- Born: November 7, 1959 (age 66)
- Citizenship: Beninese
- Occupations: Film Director and Producer

= N'Diagne Adechoubou =

Beninese film director and producer (born 1959)

N'Diagne Adechoubou (born November 7, 1959) is a Beninese film director and producer.

==Life==
N'Diagne Adechoubou was born on 7 November 1959. He is manager of Akangbe Productions, established in 1992.

In the 1980s Adechoubou travelled to Cuba to film a documentary about the Afro-Cuban painter Manuel Mendive, tracing the elements of Yoruba culture which had travelled to Cuba with African slaves. His documentary on the Autonomous Port of Cotonou, produced in France in the early 1990s, emphasised the port's dynamism.

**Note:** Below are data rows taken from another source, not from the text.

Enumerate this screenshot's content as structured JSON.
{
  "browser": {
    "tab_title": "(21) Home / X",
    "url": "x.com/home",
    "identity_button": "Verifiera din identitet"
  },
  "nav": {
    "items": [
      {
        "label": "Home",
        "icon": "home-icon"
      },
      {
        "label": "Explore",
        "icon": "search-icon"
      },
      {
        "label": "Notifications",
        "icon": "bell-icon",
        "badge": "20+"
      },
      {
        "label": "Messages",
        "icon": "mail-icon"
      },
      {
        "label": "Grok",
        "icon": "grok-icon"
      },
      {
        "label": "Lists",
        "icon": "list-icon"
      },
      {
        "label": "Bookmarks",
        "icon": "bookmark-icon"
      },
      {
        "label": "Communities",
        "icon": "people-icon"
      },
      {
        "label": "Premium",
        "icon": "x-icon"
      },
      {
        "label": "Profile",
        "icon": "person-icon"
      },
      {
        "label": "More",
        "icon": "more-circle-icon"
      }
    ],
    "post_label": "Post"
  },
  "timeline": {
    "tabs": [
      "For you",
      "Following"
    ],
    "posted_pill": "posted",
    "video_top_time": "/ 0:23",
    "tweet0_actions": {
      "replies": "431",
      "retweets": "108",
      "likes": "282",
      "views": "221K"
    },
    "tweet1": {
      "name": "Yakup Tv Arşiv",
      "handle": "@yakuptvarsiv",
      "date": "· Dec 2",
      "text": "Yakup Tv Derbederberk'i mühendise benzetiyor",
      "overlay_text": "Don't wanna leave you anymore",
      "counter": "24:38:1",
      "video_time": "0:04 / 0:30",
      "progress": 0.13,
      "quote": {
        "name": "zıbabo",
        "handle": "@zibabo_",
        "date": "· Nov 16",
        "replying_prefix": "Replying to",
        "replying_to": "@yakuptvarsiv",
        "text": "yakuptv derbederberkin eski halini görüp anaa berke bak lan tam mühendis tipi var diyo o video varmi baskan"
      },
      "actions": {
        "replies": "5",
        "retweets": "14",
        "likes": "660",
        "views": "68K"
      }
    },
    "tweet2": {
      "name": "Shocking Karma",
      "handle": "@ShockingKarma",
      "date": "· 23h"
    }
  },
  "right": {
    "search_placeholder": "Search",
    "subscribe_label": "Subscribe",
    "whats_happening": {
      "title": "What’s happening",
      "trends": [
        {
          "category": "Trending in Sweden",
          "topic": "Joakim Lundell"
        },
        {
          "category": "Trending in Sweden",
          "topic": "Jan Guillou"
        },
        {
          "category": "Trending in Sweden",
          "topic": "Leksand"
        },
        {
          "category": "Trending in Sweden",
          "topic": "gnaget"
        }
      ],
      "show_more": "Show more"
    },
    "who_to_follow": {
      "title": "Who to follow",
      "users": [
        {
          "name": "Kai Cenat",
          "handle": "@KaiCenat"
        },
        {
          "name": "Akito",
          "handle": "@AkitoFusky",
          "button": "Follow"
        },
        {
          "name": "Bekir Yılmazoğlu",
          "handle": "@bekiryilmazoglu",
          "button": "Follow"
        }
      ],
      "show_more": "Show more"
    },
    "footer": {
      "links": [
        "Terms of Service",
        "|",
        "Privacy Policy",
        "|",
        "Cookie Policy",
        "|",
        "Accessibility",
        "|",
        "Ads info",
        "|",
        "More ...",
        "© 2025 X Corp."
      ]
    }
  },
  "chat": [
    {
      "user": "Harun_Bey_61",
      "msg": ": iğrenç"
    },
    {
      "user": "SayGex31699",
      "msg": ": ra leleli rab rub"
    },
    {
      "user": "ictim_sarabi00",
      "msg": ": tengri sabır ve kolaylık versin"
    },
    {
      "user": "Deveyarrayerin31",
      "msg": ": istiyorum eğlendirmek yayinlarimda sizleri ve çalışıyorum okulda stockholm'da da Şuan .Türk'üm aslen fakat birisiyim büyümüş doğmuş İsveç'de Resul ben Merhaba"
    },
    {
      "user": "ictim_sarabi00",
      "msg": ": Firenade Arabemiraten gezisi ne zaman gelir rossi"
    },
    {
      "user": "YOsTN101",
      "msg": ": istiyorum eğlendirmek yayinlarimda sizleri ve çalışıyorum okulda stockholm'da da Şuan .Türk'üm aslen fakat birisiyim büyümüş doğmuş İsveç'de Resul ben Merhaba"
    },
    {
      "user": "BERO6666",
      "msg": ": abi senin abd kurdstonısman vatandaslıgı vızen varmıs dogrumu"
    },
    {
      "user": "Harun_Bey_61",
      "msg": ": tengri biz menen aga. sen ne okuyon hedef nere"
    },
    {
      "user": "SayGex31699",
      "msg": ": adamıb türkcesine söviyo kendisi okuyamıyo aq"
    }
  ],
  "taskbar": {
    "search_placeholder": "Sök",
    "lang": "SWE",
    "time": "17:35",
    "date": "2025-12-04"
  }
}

Adechoubou has worked as producer and cinematographer on several films directed by the Congolese filmmaker Balufu Bakupa-Kanyinda. He was producer for Afro@Digital, a documentary exploring how digital technologies are being used in Africa.

==Filmography==
- As director
- Le Pont-Neuf en scene. Documentary.
- Psychose d’amour et de guerre [Psychosis of love and war]. Documentary.
- Manuel Mendive ou l'esprit pictural yoruba [Manuel Mendive or the Yoruba pictorial spirit]. Short documentary, 1987.
- Port Autonome de Cotonou [Autonomous Port of Cotonou]. Medium-length documentary, 1993.
- Zinsou, le grand témoin [Zinsou, the great witness]. Feature-length documentary, 2013.

- As producer
- Watt. Short film directed by Balufu Bakupa-Kanyinda, 1999.
- Article 15 bis. Short film directed by Balufu Bakupa-Kanyinda, 2000.
- Afro@Digital. Medium-length documentary directed by Balufu Bakupa-Kanyinda, 2002.
- Juju Factory. Feature-length film directed by Balufu Bakupa-Kanyinda, 2005.